# Car reviews - Infiniti or Audi



## madmax (Sep 16, 2009)

Hi all,

Was wondering if someone here has had any experience of an Infiniti G35 sedan or Audi A6 3.2.

Iam keen on buying 1 of these family saloons. Hopefully 07-08 with low mileage and would appreciate a local feedback on drive,comfort,reliability,agency contracts etc.

Cheers.


----------



## Niknpatel (Dec 27, 2009)

Hey mate,

i've had both of those cars here in the USA so i will give you my opinion on them over here.

The G35 sedan was a great car, and for the price, it came fully loaded with all the bells and whistles.

My wife had the Audi (until July 09 when it got stolen one evening in New York City!) and that was my favorite due to it's quattro AWD and thus it's ability to handle snow (like you care about that in dubai!LOL!). 

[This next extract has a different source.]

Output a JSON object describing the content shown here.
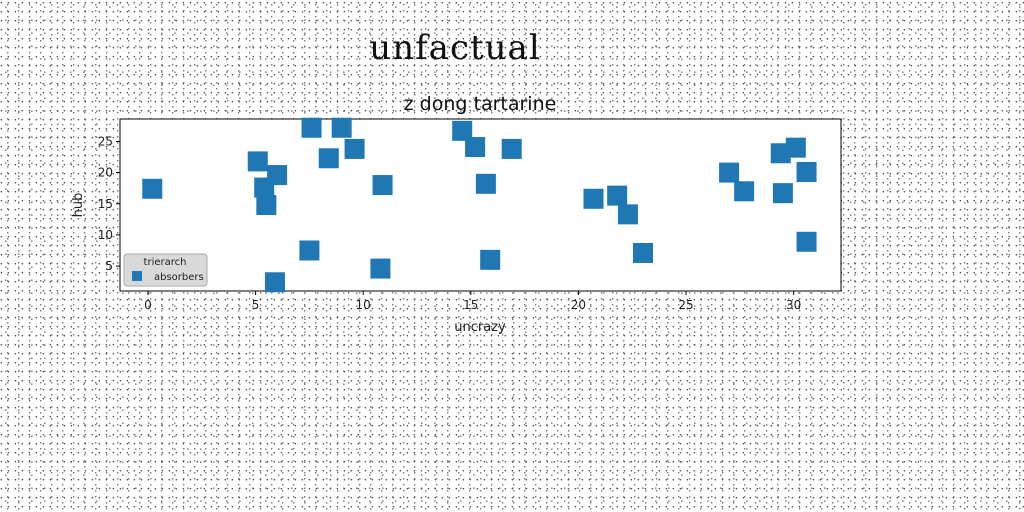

We had 102k miles on our 2003 on our Audi and 89k on the G35, and in regards to spending money on maintaining them, the Audi was more expensive due to German parts.

Over all, bang for your buck, i'd go with the G35.

good luck.

nik


----------



## madmax (Sep 16, 2009)

Niknpatel said:


> Hey mate,
> 
> i've had both of those cars here in the USA so i will give you my opinion on them over here.
> 
> ...



Thanks Nik..

A6 quattro must be a better ride but I too am leaning towards the Infiniti.


----------



## ericvanduyn (Dec 25, 2009)

madmax said:


> Thanks Nik..
> 
> A6 quattro must be a better ride but I too am leaning towards the Infiniti.




As I owned 4 Audi's just make sure you get a 4.2 ltr engine with the v8 and all you do is change oil........greatest cars I ever owned.
No experience with the infinity though
*ps do not buy the Audi's with air suspension / after 4 years the front ones go and replacing is very very expensive


----------